Aux militants du syndicat des directrices et directeurs d’école – S2DÉ

      Dans le courrier que vous m’avez adressé, vous me faites part de la charge de travail des directeurs d’école qui ne cesse d’augmenter depuis des dizaines d’années. Je partage votre indignation quant à la situation des directrices et des directeurs d’école qui n’a cessé de se dégrader année après année. Et depuis près de deux ans, la succession des protocoles sanitaires comme l’absence d’embauches n’ont fait que l’aggraver.

      Comme vous, je dénonce la situation qui vous est faite et qui est à l’image de celle que vit l’ensemble du personnel des établissements scolaires et plus généralement l’ensemble du monde du travail.

      Ce dont souffre l’école, c’est avant tout du manque de moyens et de personnel : enseignants, personnel d’encadrement, mais aussi ATSEM, AESH, infirmières scolaires, médecins, animateurs, personnel de cantine et d’entretien, … C’est cela qui est à l’origine de la dégradation actuelle des conditions de travail pour les salariés et des conditions d’enseignement pour les élèves, avant ceux des milieux populaires.

      Alors que les enfants des  milieux intellectuels et des classes privilégiées baignent dans un monde culturel riche, rien ne prépare les enfants des classes populaires à l’apprentissage de la lecture et de l’écriture. Les conditions pour les assimiler sont d’ailleurs souvent loin d’être réunies : le manque d’argent, les difficultés de logement, l’absence de temps et de disponibilité des adultes épuisés par une vie de labeur et, parfois, l’usage d’une langue maternelle qui n’est pas le français, sont autant d’obstacles qu’ils doivent dépasser.

      Les directrices, les directeurs, les professeurs des écoles qui connaissent assez bien les parents, les familles et leurs difficultés sont les premiers à mesurer tous ces obstacles. L’école, à elle seule, ne peut pas faire contrepoids à la misère. Pour cela, il faut changer la société de fond en comble. Mais ce qui est insupportable c’est que l’école ne réalise même pas le peu qu’elle pourrait faire : prendre en compte ces difficultés et, dès le primaire, accorder une attention plus grande aux élèves qui en ont le plus besoin parce que c’est souvent à partir de ce niveau que les blocages s’installent. Dans les quartiers populaires, les classes devraient être à effectif réduit pour que d’autres liens, des rapports de confiance puissent se nouer entre l’enseignant et les élèves. C’est le contraire qui se passe.

      Réserver la culture aux enfants de milieux aisés et le savoir-faire technique aux futurs exploités, cela fait partie de l’évolution réactionnaire de la société qu’il faut combattre.
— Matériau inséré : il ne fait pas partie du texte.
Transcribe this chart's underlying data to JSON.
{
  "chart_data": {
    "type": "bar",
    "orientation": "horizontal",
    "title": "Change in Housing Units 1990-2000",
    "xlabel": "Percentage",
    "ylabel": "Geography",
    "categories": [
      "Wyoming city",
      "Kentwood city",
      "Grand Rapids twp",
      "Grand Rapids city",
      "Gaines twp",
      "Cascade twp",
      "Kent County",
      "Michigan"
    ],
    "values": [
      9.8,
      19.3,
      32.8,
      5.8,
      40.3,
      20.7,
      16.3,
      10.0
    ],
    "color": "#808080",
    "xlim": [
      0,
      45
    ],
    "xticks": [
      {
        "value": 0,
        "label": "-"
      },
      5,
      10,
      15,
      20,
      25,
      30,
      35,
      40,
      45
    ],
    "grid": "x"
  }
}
Car malgré tout, l’école reste ce que la société offre de mieux aux enfants des classes populaires, avant l’exploitation ou le chômage.
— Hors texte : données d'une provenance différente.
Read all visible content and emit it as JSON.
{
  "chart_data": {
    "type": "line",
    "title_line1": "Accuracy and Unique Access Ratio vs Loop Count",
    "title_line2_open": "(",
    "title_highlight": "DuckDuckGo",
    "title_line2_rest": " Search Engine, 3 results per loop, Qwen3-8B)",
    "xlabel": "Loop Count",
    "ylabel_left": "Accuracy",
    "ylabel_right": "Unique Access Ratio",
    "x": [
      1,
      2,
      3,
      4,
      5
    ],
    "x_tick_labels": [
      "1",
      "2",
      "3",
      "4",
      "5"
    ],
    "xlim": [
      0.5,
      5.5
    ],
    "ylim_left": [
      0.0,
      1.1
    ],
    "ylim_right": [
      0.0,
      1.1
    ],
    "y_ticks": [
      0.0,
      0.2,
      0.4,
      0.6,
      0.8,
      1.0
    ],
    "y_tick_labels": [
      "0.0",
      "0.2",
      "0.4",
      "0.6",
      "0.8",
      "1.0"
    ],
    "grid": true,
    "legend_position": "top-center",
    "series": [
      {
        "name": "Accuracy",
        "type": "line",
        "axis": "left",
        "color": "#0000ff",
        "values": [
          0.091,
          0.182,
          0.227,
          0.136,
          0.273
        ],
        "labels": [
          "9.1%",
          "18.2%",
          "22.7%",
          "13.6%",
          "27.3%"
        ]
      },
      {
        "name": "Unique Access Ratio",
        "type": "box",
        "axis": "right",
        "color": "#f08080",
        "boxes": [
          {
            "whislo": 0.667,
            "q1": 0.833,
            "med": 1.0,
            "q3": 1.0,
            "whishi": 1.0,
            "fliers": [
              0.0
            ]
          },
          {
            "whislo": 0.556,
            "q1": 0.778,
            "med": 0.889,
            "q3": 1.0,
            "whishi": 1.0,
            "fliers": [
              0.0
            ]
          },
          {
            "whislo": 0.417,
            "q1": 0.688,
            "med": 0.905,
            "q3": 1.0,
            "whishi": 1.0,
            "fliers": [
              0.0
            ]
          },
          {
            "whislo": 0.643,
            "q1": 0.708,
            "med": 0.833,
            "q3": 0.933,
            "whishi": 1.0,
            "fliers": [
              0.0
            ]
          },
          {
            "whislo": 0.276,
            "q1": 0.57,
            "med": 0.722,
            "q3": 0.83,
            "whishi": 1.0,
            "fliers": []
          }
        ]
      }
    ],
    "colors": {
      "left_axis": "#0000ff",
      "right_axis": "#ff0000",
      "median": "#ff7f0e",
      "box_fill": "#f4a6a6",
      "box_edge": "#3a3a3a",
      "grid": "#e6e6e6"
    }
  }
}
      C’est pourquoi il y a urgence d’embaucher massivement. Le récent rapport publié par Oxfam montre que, alors que l’école, à l’image de l’ensemble de la société s’est enfoncée dans la crise, une poignée de milliardaires qui possèdent les grands groupes capitalistes se sont enrichis. Alors que ni les écoles, ni les hôpitaux, ni les Ephad n’ont reçu de moyens supplémentaires pour faire face à la crise, une minorité d’actionnaires ont profité du « quoiqu’il en coûte » de Macron. 
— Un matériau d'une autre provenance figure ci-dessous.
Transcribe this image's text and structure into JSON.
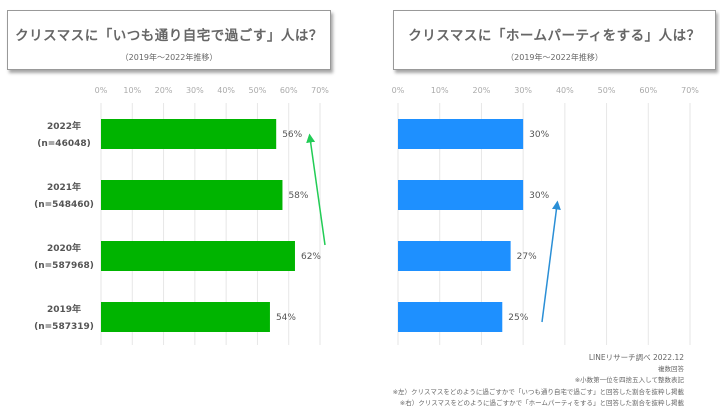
{
  "chart_data": [
    {
      "type": "bar",
      "orientation": "horizontal",
      "title": "クリスマスに「いつも通り自宅で過ごす」人は？",
      "subtitle": "（2019年～2022年推移）",
      "categories": [
        [
          "2022年",
          "(n=46048)"
        ],
        [
          "2021年",
          "(n=548460)"
        ],
        [
          "2020年",
          "(n=587968)"
        ],
        [
          "2019年",
          "(n=587319)"
        ]
      ],
      "values": [
        56,
        58,
        62,
        54
      ],
      "xlim": [
        0,
        70
      ],
      "ticks": [
        "0%",
        "10%",
        "20%",
        "30%",
        "40%",
        "50%",
        "60%",
        "70%"
      ],
      "grid": true,
      "color": "#00b400",
      "arrow_color": "#22cc55"
    },
    {
      "type": "bar",
      "orientation": "horizontal",
      "title": "クリスマスに「ホームパーティをする」人は？",
      "subtitle": "（2019年～2022年推移）",
      "values": [
        30,
        30,
        27,
        25
      ],
      "xlim": [
        0,
        70
      ],
      "ticks": [
        "0%",
        "10%",
        "20%",
        "30%",
        "40%",
        "50%",
        "60%",
        "70%"
      ],
      "grid": true,
      "color": "#1e90ff",
      "arrow_color": "#2a8fd6"
    }
  ],
  "notes": [
    "LINEリサーチ調べ 2022.12",
    "複数回答",
    "※小数第一位を四捨五入して整数表記",
    "※左）クリスマスをどのように過ごすかで「いつも通り自宅で過ごす」と回答した割合を抜粋し掲載",
    "※右）クリスマスをどのように過ごすかで「ホームパーティをする」と回答した割合を抜粋し掲載"
  ]
}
      Avec les 58 milliards d’euros de profits du Cac 40 on pourrait créer 1,5 million d’emplois à 1800 €, charges comprises ou construire 18 000 écoles !

      Si je me présente à cette élection, c’est pour dire que les intérêts essentiels du monde du travail doivent passer avant ceux des grands groupes capitalistes. Ces intérêts essentiels sont simples : un travail pour tous, un salaire qui permette de vivre et de faire vivre dignement sa famille, un logement salubre, la possibilité de se soigner, de s’éduquer et d’avoir accès aux loisirs. Cela impliquerait que la population, les travailleurs puissent contrôler l’usage qui est fait des profits et du budget de l’État.